The firing continued. During the afternoon came another Junkers supply plane. It was escorted by Messerschmitts. The Stormoviks appeared and attacked. Two were shot down. Then two Messerschmitts came down. The ,Junkers did not get through. It dropped its bales farther back. The Messerschmitts fought; they were faster than the Russians, but there were three times as many Russian planes in the air. The Germans had to turn back.
Next day the dead began to smell. Graeber was sitting in the bunker. There were still twenty-two men. Reinecke had assembled about the same number on the other side. The rest were dead or wounded. There had been a hundred and twenty.
He ate and he cleaned his weapons. They were covered with mud. He thought about nothing. He was now simply a machine. He no longer knew anything of an earlier time. He simply sat there and waited and slept and woke and was ready to defend himself.
The tanks came on the following morning. Through the night, artillery, grenade throwers and machine guns had kept the line isolated. Telephone connections had been re-established several times but they were always broken again. The promised reinforcements did not come. The German artillery was now very weak: The Russian fire had been deadly. The bunker had been hit twice more; but it still held out. It was really no longer a bunker; it was a chunk of concrete, wallowing in the mud like a ship in a storm. A half-dozen near misses had shaken it loose. The men fell against the walls when it pitched.
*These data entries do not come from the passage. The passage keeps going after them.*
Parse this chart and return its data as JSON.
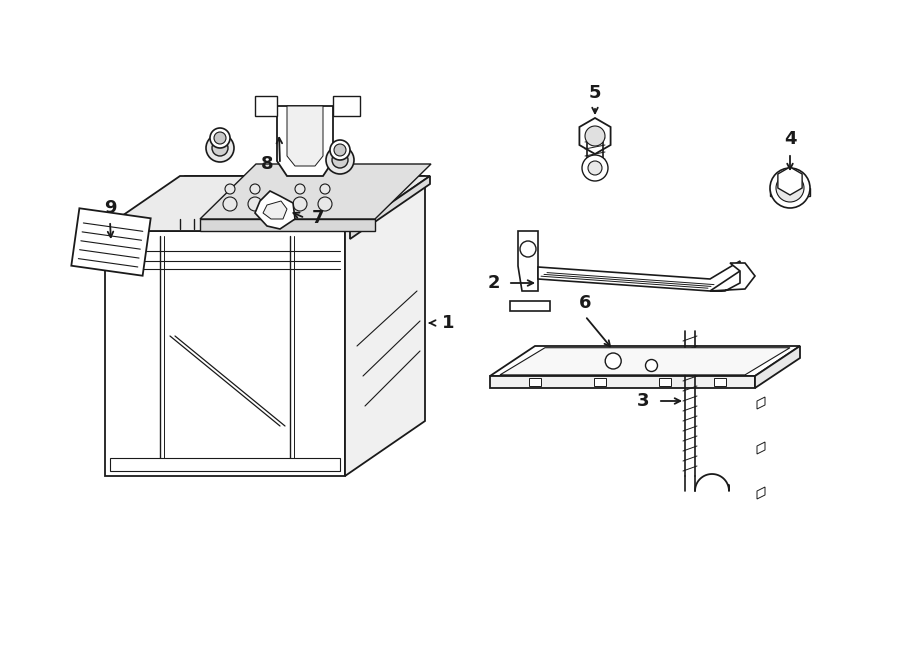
{
  "background_color": "#ffffff",
  "line_color": "#1a1a1a",
  "line_width": 1.3,
  "figsize": [
    9.0,
    6.61
  ],
  "dpi": 100
}
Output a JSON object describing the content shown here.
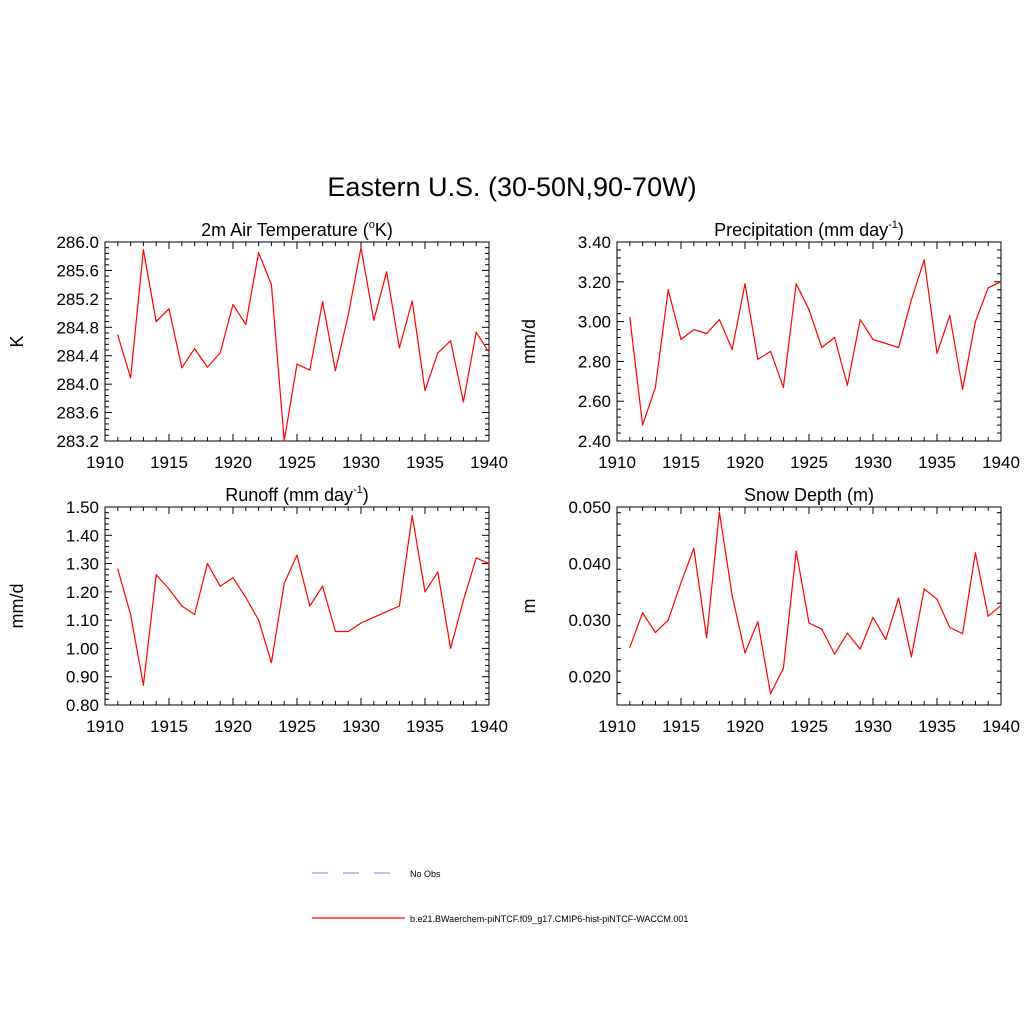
{
  "figure": {
    "title": "Eastern U.S. (30-50N,90-70W)",
    "legend": [
      {
        "label": "No Obs",
        "color": "#9999dd",
        "dash": "dashed"
      },
      {
        "label": "b.e21.BWaerchem-piNTCF.f09_g17.CMIP6-hist-piNTCF-WACCM.001",
        "color": "#ff0000",
        "dash": "solid"
      }
    ]
  },
  "chart_data": [
    {
      "type": "line",
      "title_main": "2m Air Temperature (",
      "title_sup": "o",
      "title_end": "K)",
      "ylabel": "K",
      "xlim": [
        1910,
        1940
      ],
      "ylim": [
        283.2,
        286.0
      ],
      "xticks": [
        1910,
        1915,
        1920,
        1925,
        1930,
        1935,
        1940
      ],
      "xtick_labels": [
        "1910",
        "1915",
        "1920",
        "1925",
        "1930",
        "1935",
        "1940"
      ],
      "yticks": [
        283.2,
        283.6,
        284.0,
        284.4,
        284.8,
        285.2,
        285.6,
        286.0
      ],
      "ytick_labels": [
        "283.2",
        "283.6",
        "284.0",
        "284.4",
        "284.8",
        "285.2",
        "285.6",
        "286.0"
      ],
      "yminor": 4,
      "x": [
        1911,
        1912,
        1913,
        1914,
        1915,
        1916,
        1917,
        1918,
        1919,
        1920,
        1921,
        1922,
        1923,
        1924,
        1925,
        1926,
        1927,
        1928,
        1929,
        1930,
        1931,
        1932,
        1933,
        1934,
        1935,
        1936,
        1937,
        1938,
        1939,
        1940
      ],
      "series": [
        {
          "color": "#ff0000",
          "values": [
            284.69,
            284.09,
            285.89,
            284.88,
            285.06,
            284.23,
            284.5,
            284.24,
            284.44,
            285.12,
            284.84,
            285.85,
            285.4,
            283.2,
            284.28,
            284.2,
            285.16,
            284.19,
            284.97,
            285.92,
            284.9,
            285.58,
            284.51,
            285.17,
            283.91,
            284.44,
            284.61,
            283.75,
            284.73,
            284.45
          ]
        }
      ]
    },
    {
      "type": "line",
      "title_main": "Precipitation (mm day",
      "title_sup": "-1",
      "title_end": ")",
      "ylabel": "mm/d",
      "xlim": [
        1910,
        1940
      ],
      "ylim": [
        2.4,
        3.4
      ],
      "xticks": [
        1910,
        1915,
        1920,
        1925,
        1930,
        1935,
        1940
      ],
      "xtick_labels": [
        "1910",
        "1915",
        "1920",
        "1925",
        "1930",
        "1935",
        "1940"
      ],
      "yticks": [
        2.4,
        2.6,
        2.8,
        3.0,
        3.2,
        3.4
      ],
      "ytick_labels": [
        "2.40",
        "2.60",
        "2.80",
        "3.00",
        "3.20",
        "3.40"
      ],
      "yminor": 4,
      "x": [
        1911,
        1912,
        1913,
        1914,
        1915,
        1916,
        1917,
        1918,
        1919,
        1920,
        1921,
        1922,
        1923,
        1924,
        1925,
        1926,
        1927,
        1928,
        1929,
        1930,
        1931,
        1932,
        1933,
        1934,
        1935,
        1936,
        1937,
        1938,
        1939,
        1940
      ],
      "series": [
        {
          "color": "#ff0000",
          "values": [
            3.02,
            2.48,
            2.67,
            3.16,
            2.91,
            2.96,
            2.94,
            3.01,
            2.86,
            3.19,
            2.81,
            2.85,
            2.67,
            3.19,
            3.06,
            2.87,
            2.92,
            2.68,
            3.01,
            2.91,
            2.89,
            2.87,
            3.11,
            3.31,
            2.84,
            3.03,
            2.66,
            3.0,
            3.17,
            3.2
          ]
        }
      ]
    },
    {
      "type": "line",
      "title_main": "Runoff (mm day",
      "title_sup": "-1",
      "title_end": ")",
      "ylabel": "mm/d",
      "xlim": [
        1910,
        1940
      ],
      "ylim": [
        0.8,
        1.5
      ],
      "xticks": [
        1910,
        1915,
        1920,
        1925,
        1930,
        1935,
        1940
      ],
      "xtick_labels": [
        "1910",
        "1915",
        "1920",
        "1925",
        "1930",
        "1935",
        "1940"
      ],
      "yticks": [
        0.8,
        0.9,
        1.0,
        1.1,
        1.2,
        1.3,
        1.4,
        1.5
      ],
      "ytick_labels": [
        "0.80",
        "0.90",
        "1.00",
        "1.10",
        "1.20",
        "1.30",
        "1.40",
        "1.50"
      ],
      "yminor": 4,
      "x": [
        1911,
        1912,
        1913,
        1914,
        1915,
        1916,
        1917,
        1918,
        1919,
        1920,
        1921,
        1922,
        1923,
        1924,
        1925,
        1926,
        1927,
        1928,
        1929,
        1930,
        1931,
        1932,
        1933,
        1934,
        1935,
        1936,
        1937,
        1938,
        1939,
        1940
      ],
      "series": [
        {
          "color": "#ff0000",
          "values": [
            1.28,
            1.12,
            0.87,
            1.26,
            1.21,
            1.15,
            1.12,
            1.3,
            1.22,
            1.25,
            1.18,
            1.1,
            0.95,
            1.23,
            1.33,
            1.15,
            1.22,
            1.06,
            1.06,
            1.09,
            1.11,
            1.13,
            1.15,
            1.47,
            1.2,
            1.27,
            1.0,
            1.17,
            1.32,
            1.3
          ]
        }
      ]
    },
    {
      "type": "line",
      "title_main": "Snow Depth (m)",
      "title_sup": "",
      "title_end": "",
      "ylabel": "m",
      "xlim": [
        1910,
        1940
      ],
      "ylim": [
        0.015,
        0.05
      ],
      "xticks": [
        1910,
        1915,
        1920,
        1925,
        1930,
        1935,
        1940
      ],
      "xtick_labels": [
        "1910",
        "1915",
        "1920",
        "1925",
        "1930",
        "1935",
        "1940"
      ],
      "yticks": [
        0.02,
        0.03,
        0.04,
        0.05
      ],
      "ytick_labels": [
        "0.020",
        "0.030",
        "0.040",
        "0.050"
      ],
      "yminor": 4,
      "x": [
        1911,
        1912,
        1913,
        1914,
        1915,
        1916,
        1917,
        1918,
        1919,
        1920,
        1921,
        1922,
        1923,
        1924,
        1925,
        1926,
        1927,
        1928,
        1929,
        1930,
        1931,
        1932,
        1933,
        1934,
        1935,
        1936,
        1937,
        1938,
        1939,
        1940
      ],
      "series": [
        {
          "color": "#ff0000",
          "values": [
            0.0252,
            0.0313,
            0.0278,
            0.03,
            0.0366,
            0.0427,
            0.0269,
            0.0491,
            0.0343,
            0.0242,
            0.0297,
            0.017,
            0.0215,
            0.0422,
            0.0295,
            0.0284,
            0.024,
            0.0277,
            0.0249,
            0.0305,
            0.0266,
            0.0339,
            0.0235,
            0.0355,
            0.0337,
            0.0287,
            0.0276,
            0.0419,
            0.0307,
            0.0326
          ]
        }
      ]
    }
  ]
}
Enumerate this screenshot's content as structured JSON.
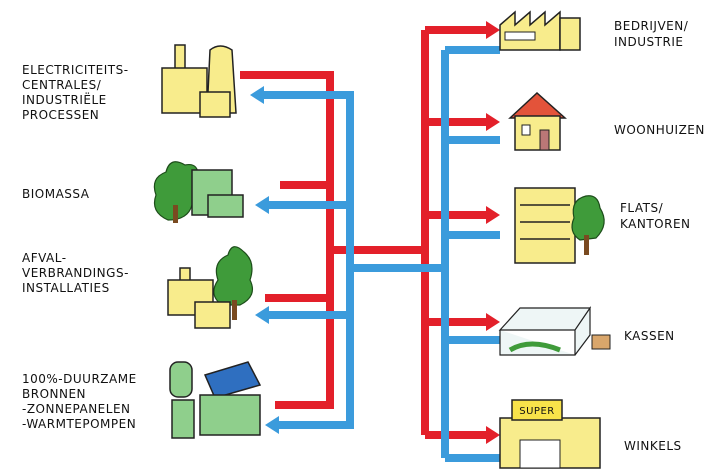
{
  "sources": [
    {
      "lines": [
        "ELECTRICITEITS-",
        "CENTRALES/",
        "INDUSTRIËLE",
        "PROCESSEN"
      ]
    },
    {
      "lines": [
        "BIOMASSA"
      ]
    },
    {
      "lines": [
        "AFVAL-",
        "VERBRANDINGS-",
        "INSTALLATIES"
      ]
    },
    {
      "lines": [
        "100%-DUURZAME",
        "BRONNEN",
        "-ZONNEPANELEN",
        "-WARMTEPOMPEN"
      ]
    }
  ],
  "consumers": [
    {
      "lines": [
        "BEDRIJVEN/",
        "INDUSTRIE"
      ]
    },
    {
      "lines": [
        "WOONHUIZEN"
      ]
    },
    {
      "lines": [
        "FLATS/",
        "KANTOREN"
      ]
    },
    {
      "lines": [
        "KASSEN"
      ]
    },
    {
      "lines": [
        "WINKELS"
      ]
    }
  ],
  "shop_sign": "SUPER"
}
Graeber had not been able to bind up the flesh wound in his shoulder. He had found some cognac and poured it on. The bunker went on pitching and reverberating. It was now no longer a ship in a storm: it was a U-boat rolling on the bottom of the ocean with engines dead. Time, too, had ceased to exist. It, too, had been knocked out of acti
on. The men huddled in the darkness and waited. There was no longer a city in Germany where you had been living a couple of weeks before. Nor had there ever been a furlough. There was no longer an Elisabeth. All that had been simply a wild dream between death and death—a half-hour of delirious sleep during which a rocket had soared into the sky and died out. Only the bunker existed now.
The light Russian tanks broke through. Infantry accompanied them and followed them. The company let the tanks pass and caught the infantry in a cross fire. The hot barrels of the machine guns burned their hands. They went on shooting. The Russian artillery could no longer fire on them. Two tanks turned, rolled toward them, and fired. It was easy for them; there was no defense. Their armor was too heavy for the machine guns. The men aimed at the slits; but hitting them was pure chance. The tanks maneuvered out of range and went on shooting. The bunker shook. Concrete screamed and splintered.
"Grenades!" shouted Reinecke. He gathered a string of them together, hung them over his shoulder and crawled to the exit. After the next salvo he crawled out under cover of the bunker.
"Two machine guns fire at the tanks," Rahe ordered. They tried to give Reinecke cover as he started to crawl in a circle toward the tanks in an effort to blow off their treads with the combined force of all his grenades. It was almost hopeless. Heavy Russian machine-gun fire had set in.